No recuerdo en qué momento exacto yo y mi mejor colega de adolescencia decidimos que aquél debía ser nuestro primer gran concierto internacional del género que nos apasionaba: el heavy rock. A decir verdad, solo habíamos escuchado una canción, la urgente «2 Minutes to Midnight», del nuevo álbum (finalmente publicado dos días antes del anhelado evento) que presentaba una de nuestras bandas favoritas, la afianzada Iron Maiden, pero aquella cita se antojaba antológica. Y si la memoria no me falla, convencer a mis padres resultó una tarea menos ardua y complicada de lo que me esperaba. Que nos acompañara un adulto (en realidad, un monitor de colonias, que tenía un buen saque cervecero) y la complicidad de mi hermana (11 meses menor que un servidor), que también había pedido permiso para asistir al recital del multinstrumentista Mike Oldfield en el estadio de la UE Sant Andreu, en el marco del Discovery Tour (un bolo al que me hubiera encantado ir, pero me tocó escoger), fueron los determinantes factores que nos facilitaron la adquisición de las correspondientes entradas físicas. Pero aquel ticket tricolor, escasamente agraciado aunque bastante adecuado de precio (comparado con los actuales), mostraba un dato del que nos faltaba la primordial información: ¿de qué palo iba el grupo telonero?
La tarde del miércoles 5 de septiembre de 1984, en los aledaños del destartalado Palau Municipal d’Esports de Montjuïc, un metalhead impecablemente uniformado nos aclaró que Accept ejecutaban un estilo sonoro muy parecido al de los navarros Barricada. Por descontado, tras contemplar atónitos, desde nuestros asientos centrales de gradería, la potente descarga del conjunto germánico, nos dimos cuenta de que la supuesta similitud con el agreste cuarteto pamplonica era absolutamente errónea. Para rematar la jugada, a nuestro novato juicio, las marciales huestes lideradas por aquel frontman bajito se comieron en dicha velada a los idolatrados cabezas de cartel, principalmente por culpa de un setlist que abarcó más de la mitad del temario insertado en el aún desconocido Powerslave (incluso la larga y progresiva “Rime of the Ancient Mariner” recibió unos cuantos silbidos del respetable).

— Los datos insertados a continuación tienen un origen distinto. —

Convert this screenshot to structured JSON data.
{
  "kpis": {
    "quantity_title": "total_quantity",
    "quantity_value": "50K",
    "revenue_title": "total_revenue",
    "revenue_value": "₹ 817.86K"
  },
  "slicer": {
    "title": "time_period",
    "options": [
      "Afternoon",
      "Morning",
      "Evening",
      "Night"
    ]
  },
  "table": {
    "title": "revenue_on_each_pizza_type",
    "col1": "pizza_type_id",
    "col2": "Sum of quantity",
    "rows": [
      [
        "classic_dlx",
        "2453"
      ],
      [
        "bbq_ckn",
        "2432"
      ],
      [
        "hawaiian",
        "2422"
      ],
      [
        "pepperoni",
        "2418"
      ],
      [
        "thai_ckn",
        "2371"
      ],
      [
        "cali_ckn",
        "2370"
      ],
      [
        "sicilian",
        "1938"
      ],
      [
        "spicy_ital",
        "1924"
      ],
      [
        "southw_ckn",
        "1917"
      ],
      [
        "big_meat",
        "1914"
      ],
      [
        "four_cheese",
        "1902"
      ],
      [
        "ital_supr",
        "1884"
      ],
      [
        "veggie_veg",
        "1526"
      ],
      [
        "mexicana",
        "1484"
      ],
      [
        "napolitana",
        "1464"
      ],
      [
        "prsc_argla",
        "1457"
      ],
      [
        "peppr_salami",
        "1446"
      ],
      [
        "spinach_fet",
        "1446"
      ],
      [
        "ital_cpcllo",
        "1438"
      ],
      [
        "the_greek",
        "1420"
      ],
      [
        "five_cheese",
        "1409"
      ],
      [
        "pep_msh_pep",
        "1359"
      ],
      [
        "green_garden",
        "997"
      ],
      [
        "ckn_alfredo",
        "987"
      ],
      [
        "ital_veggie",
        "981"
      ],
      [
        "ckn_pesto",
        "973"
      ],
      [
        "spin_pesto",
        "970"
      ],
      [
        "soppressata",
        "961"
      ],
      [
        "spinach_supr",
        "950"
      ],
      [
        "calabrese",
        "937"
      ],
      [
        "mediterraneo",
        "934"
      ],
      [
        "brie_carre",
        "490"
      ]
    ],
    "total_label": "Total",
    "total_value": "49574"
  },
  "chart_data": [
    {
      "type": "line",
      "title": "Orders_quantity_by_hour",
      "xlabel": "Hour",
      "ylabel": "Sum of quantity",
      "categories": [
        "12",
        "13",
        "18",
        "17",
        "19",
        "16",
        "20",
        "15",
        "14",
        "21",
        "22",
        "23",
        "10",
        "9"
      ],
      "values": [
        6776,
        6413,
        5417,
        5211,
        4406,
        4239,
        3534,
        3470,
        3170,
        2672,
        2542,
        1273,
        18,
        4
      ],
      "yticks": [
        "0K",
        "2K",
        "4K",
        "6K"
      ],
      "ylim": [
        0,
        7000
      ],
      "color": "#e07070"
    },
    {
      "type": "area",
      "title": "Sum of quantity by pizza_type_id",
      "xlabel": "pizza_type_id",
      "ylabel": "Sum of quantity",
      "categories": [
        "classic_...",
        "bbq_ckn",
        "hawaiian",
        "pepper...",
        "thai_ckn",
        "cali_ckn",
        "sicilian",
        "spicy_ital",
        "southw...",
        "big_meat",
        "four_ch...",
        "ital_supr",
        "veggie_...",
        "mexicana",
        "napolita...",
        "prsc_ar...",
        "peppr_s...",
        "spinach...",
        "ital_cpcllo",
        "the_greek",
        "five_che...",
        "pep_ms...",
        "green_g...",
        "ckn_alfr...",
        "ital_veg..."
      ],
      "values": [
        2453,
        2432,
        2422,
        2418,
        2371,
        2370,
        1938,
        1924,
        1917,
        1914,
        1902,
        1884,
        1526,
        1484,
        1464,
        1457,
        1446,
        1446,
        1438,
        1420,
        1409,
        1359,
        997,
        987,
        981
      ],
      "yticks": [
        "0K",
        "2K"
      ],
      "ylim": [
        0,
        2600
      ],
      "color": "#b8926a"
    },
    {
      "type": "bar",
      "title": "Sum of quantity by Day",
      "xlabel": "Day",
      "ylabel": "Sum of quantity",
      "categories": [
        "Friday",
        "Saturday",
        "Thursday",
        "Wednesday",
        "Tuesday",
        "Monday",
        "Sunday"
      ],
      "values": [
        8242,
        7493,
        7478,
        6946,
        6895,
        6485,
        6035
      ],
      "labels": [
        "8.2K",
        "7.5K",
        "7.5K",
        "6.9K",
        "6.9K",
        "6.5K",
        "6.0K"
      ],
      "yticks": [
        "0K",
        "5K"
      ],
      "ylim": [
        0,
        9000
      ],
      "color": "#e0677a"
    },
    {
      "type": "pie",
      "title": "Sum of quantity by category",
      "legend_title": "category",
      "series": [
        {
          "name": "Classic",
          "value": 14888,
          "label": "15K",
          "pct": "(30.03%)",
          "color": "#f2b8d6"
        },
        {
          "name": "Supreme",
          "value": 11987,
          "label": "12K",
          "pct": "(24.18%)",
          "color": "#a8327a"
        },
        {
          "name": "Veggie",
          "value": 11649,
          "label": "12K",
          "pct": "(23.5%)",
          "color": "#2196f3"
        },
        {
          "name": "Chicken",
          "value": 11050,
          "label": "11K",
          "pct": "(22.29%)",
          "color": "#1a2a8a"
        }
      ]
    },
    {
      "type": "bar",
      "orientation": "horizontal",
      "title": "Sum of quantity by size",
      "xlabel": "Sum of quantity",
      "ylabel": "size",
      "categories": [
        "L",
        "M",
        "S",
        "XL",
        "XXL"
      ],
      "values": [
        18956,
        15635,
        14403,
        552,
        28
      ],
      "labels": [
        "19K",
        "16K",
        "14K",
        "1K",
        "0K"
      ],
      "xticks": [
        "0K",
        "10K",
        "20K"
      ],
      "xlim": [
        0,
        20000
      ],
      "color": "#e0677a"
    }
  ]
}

Poco tiempo después, mi camarada de fechorías se compró y me dejó Balls to the Wall (1983), el elepé que hoy cumple su 40º Aniversario y que, en mi opinión, sigue siendo el disco indispensable de la formación teutona. Seguramente, muchos discreparéis de esta categórica afirmación, destacando por encima esenciales trabajos como Breaker (1981), Restless and Wild (1982), Metal Heart (1985), mi segundo preferido, o alguno de los últimos lanzamientos con el cantante estadounidense Mark Tornillo, pero sobre gustos no hay nada escrito. Mezclado notablemente por el productor Michael Wagener, el quinto redondo de los alemanes aúna a la perfección la garra de sus inicios con una comercialidad espléndidamente ajustada, a través de lo que desprenden la emblemática pieza homónima; la vacilona “London Leatherboys”; la intensa “Head Over Heels”; las compasivas “Losing More Than You’ve Ever Had” y “Guardian of the Night”; las ardientes “Love Child” y “Turn Me On”; las rápidas “Fight It Back” y “Losers and Winners”; y la emotiva balada de clausura “Winter Dreams”. Todo empaquetado bajo una icónica foto de portada, quizás inspirada en las imágenes que presidían las carátulas de Sticky Fingers (1971) de los Rolling Stones y Too Fast for Love (1981) de Mötley Crüe, que fue tildada de homo erótica por los sectores conservadores de la época.
Probablemente, Balls to the Wall no sea una obra que alteró el curso del panorama musical, pero para nosotros siempre representará un instante fundamental de nuestras vidas.